C'mon guys, we must come out with a suggestion too! - inactive, on 01/15/2009, -2/+22The bittorrent protocol contains builtin file verification checks, I believe.
- Karai, on 01/15/2009, -0/+20These days websites are very dynamic and can change many times in a single minute. It would be hard to control file verification when websites such as cnn.com's main page changes rather often. It could work well for static or archived web pages but... Seems unlikely :\
- p2pblog, on 01/14/2009, -3/+21Interesting idea, but I think it has a fundamental flaw:
http://www.p2p-blog.com/item-948.html - Would an X-Torrent header really prevent the Digg effect? - dgendreau, on 01/15/2009, -1/+15Sure, they can spoof garbage.
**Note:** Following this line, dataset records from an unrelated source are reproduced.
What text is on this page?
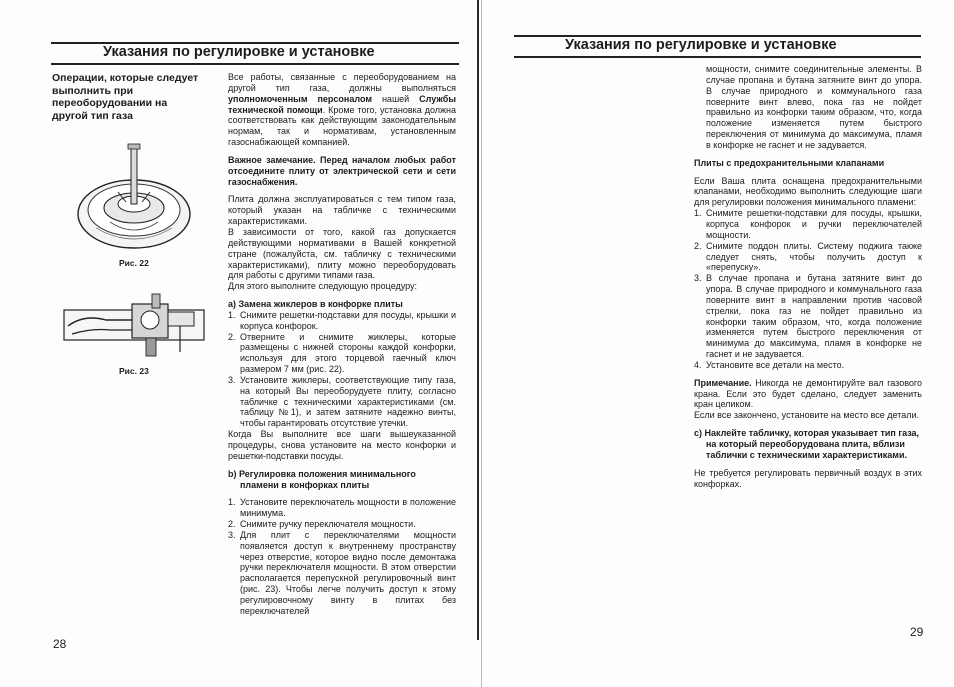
Указания по регулировке и установке
Операции, которые следует выполнить при переоборудовании на другой тип газа
Рис. 22
Рис. 23

Все работы, связанные с переоборудованием на другой тип газа, должны выполняться уполномоченным персоналом нашей Службы технической помощи. Кроме того, установка должна соответствовать как действующим законодательным нормам, так и нормативам, установленным газоснабжающей компанией.

Важное замечание. Перед началом любых работ отсоедините плиту от электрической сети и сети газоснабжения.

Плита должна эксплуатироваться с тем типом газа, который указан на табличке с техническими характеристиками.

В зависимости от того, какой газ допускается действующими нормативами в Вашей конкретной стране (пожалуйста, см. табличку с техническими характеристиками), плиту можно переоборудовать для работы с другими типами газа.

Для этого выполните следующую процедуру:

a) Замена жиклеров в конфорке плиты

1. Снимите решетки-подставки для посуды, крышки и корпуса конфорок.
2. Отверните и снимите жиклеры, которые размещены с нижней стороны каждой конфорки, используя для этого торцевой гаечный ключ размером 7 мм (рис. 22).
3. Установите жиклеры, соответствующие типу газа, на который Вы переоборудуете плиту, согласно табличке с техническими характеристиками (см. таблицу №1), и затем затяните надежно винты, чтобы гарантировать отсутствие утечки.

Когда Вы выполните все шаги вышеуказанной процедуры, снова установите на место конфорки и решетки-подставки посуды.

b) Регулировка положения минимального пламени в конфорках плиты

1. Установите переключатель мощности в положение минимума.
2. Снимите ручку переключателя мощности.
3. Для плит с переключателями мощности появляется доступ к внутреннему пространству через отверстие, которое видно после демонтажа ручки переключателя мощности. В этом отверстии располагается перепускной регулировочный винт (рис. 23). Чтобы легче получить доступ к этому регулировочному винту в плитах без переключателей
28
Указания по регулировке и установке

мощности, снимите соединительные элементы. В случае пропана и бутана затяните винт до упора. В случае природного и коммунального газа поверните винт влево, пока газ не пойдет правильно из конфорки таким образом, что, когда положение изменяется путем быстрого переключения от минимума до максимума, пламя в конфорке не гаснет и не задувается.

Плиты с предохранительными клапанами

Если Ваша плита оснащена предохранительными клапанами, необходимо выполнить следующие шаги для регулировки положения минимального пламени:

1. Снимите решетки-подставки для посуды, крышки, корпуса конфорок и ручки переключателей мощности.
2. Снимите поддон плиты. Систему поджига также следует снять, чтобы получить доступ к «перепуску».
3. В случае пропана и бутана затяните винт до упора. В случае природного и коммунального газа поверните винт в направлении против часовой стрелки, пока газ не пойдет правильно из конфорки таким образом, что, когда положение изменяется путем быстрого переключения от минимума до максимума, пламя в конфорке не гаснет и не задувается.
4. Установите все детали на место.

Примечание. Никогда не демонтируйте вал газового крана. Если это будет сделано, следует заменить кран целиком.

Если все закончено, установите на место все детали.

c) Наклейте табличку, которая указывает тип газа, на который переоборудована плита, вблизи таблички с техническими характеристиками.

Не требуется регулировать первичный воздух в этих конфорках.

29
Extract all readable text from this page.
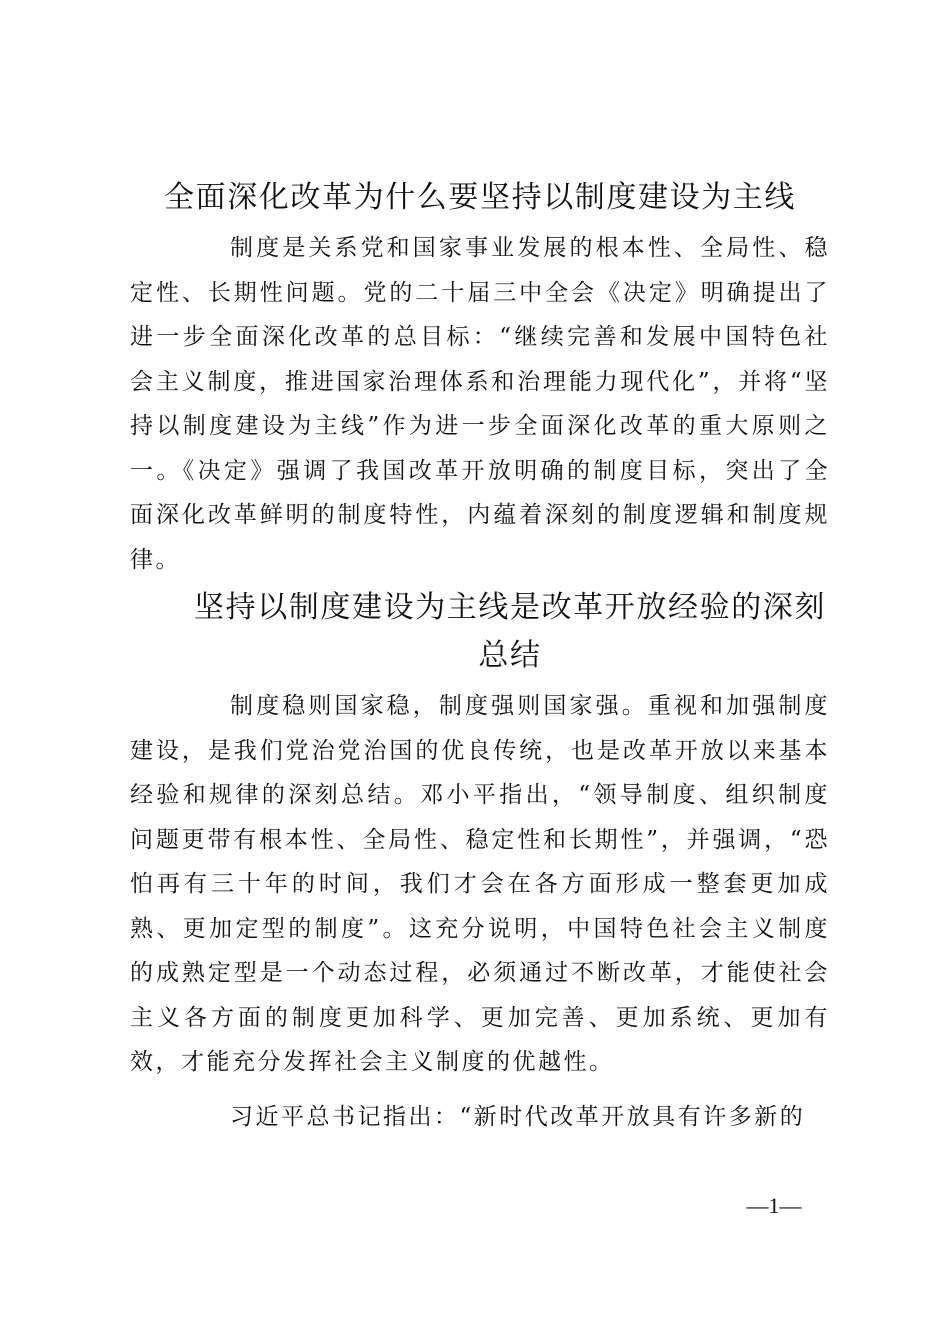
全面深化改革为什么要坚持以制度建设为主线

制度是关系党和国家事业发展的根本性、全局性、稳定性、长期性问题。党的二十届三中全会《决定》明确提出了进一步全面深化改革的总目标：“继续完善和发展中国特色社会主义制度，推进国家治理体系和治理能力现代化”，并将“坚持以制度建设为主线”作为进一步全面深化改革的重大原则之一。《决定》强调了我国改革开放明确的制度目标，突出了全面深化改革鲜明的制度特性，内蕴着深刻的制度逻辑和制度规律。

坚持以制度建设为主线是改革开放经验的深刻总结

制度稳则国家稳，制度强则国家强。重视和加强制度建设，是我们党治党治国的优良传统，也是改革开放以来基本经验和规律的深刻总结。邓小平指出，“领导制度、组织制度问题更带有根本性、全局性、稳定性和长期性”，并强调，“恐怕再有三十年的时间，我们才会在各方面形成一整套更加成熟、更加定型的制度”。这充分说明，中国特色社会主义制度的成熟定型是一个动态过程，必须通过不断改革，才能使社会主义各方面的制度更加科学、更加完善、更加系统、更加有效，才能充分发挥社会主义制度的优越性。

习近平总书记指出：“新时代改革开放具有许多新的

—1—
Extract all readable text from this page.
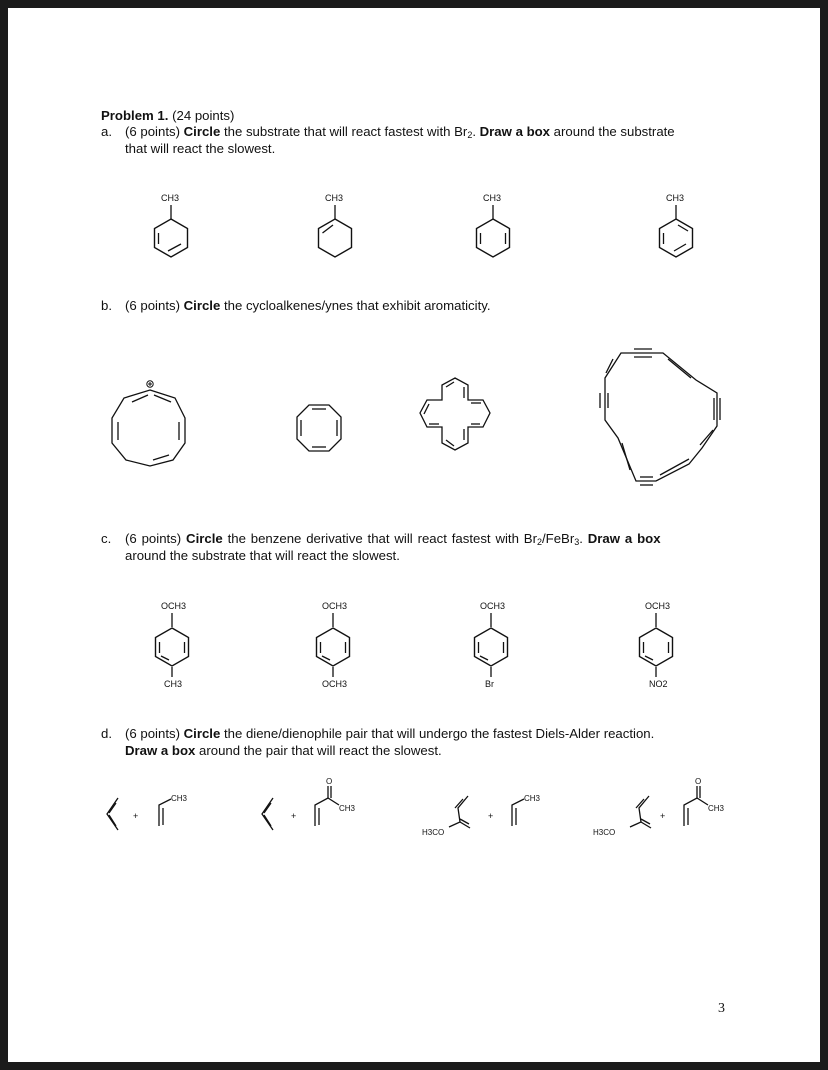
Problem 1. (24 points)
a. (6 points) Circle the substrate that will react fastest with $Br_2$. Draw a box around the substrate
that will react the slowest.
b. (6 points) Circle the cycloalkenes/ynes that exhibit aromaticity.
c. (6 points) Circle the benzene derivative that will react fastest with $Br_2/FeBr_3$. Draw a box
around the substrate that will react the slowest.
d. (6 points) Circle the diene/dienophile pair that will undergo the fastest Diels-Alder reaction.
Draw a box around the pair that will react the slowest.
CH3	CH3	CH3	CH3
OCH3
CH3
OCH3
OCH3
OCH3
Br
OCH3
NO2
+
CH3
+
O
CH3
+
H3CO
CH3
+
H3CO
O
CH3
3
Good luck spoofing md5 while adding meaningful data like a virus.
- inactive, on 01/15/2009, -1/+14So some nerdy ramblings on a random blog are considered "a proposal" nowadays? I hope teh internets get to work on this right away.
- dgendreau, on 01/15/2009, -3/+15You really should learn something about Bittorrent file integrity checking...
- trollick, on 01/15/2009, -0/+11I propose X-Snail-Mail. If a document cannot be delivered over HTTP this header would indicate that the document will be delivered by an actual post man in 2-3 days.
- dgendreau, on 01/15/2009, -0/+11350Zed The server returns a torrent file containing MD5 keys for each piece of the file. For your scheme to work, you would have to:
1) Put a virus in your copy of the file
2) Modify your copy of the file further to make each piece of it return the same MD5 checksum as the original
3) Get users to download only the modified pieces of the file from you, otherwise they will just get a jumbled file.
As far as I know, 2 is virtually impossible. While it is theoretically possible to construct a random garbage file piece that has the same MD5 checksum as the original piece, the technology does not exist to put anything meaningful like a virus into one.
The best an attacker could do is poison a torrent with garbage data. - poprocksandsoda, on 01/15/2009, -4/+14This idea is to Computer Science what a science fair is to Quantum Theory: an idea that shows very litle understanding of the underlying technology. It fails to take into account that a vast majority of the web is dynamic in nature so the point is mute and that caching copies & orchestrating access would actually introduce a greater overall bandwidth drain. Not to mention the incredible security risk introduced by having multiple master copies. Regardless of what security layer you may put on cached replicas of sites like CNN, having people pull them from peers opens the door to lots of problems. The MD5 hashing algorithm used to verify correctness has already been bypassed in cases where it's validated content such as web pages ... people have found ways to inject new data without modifying the hash. It's a nice thought in theory, however in the real world if you want this type of redundancy you do it with large web farms, multiple sites, enhanced DNS, caching services and layer 7 caching servers.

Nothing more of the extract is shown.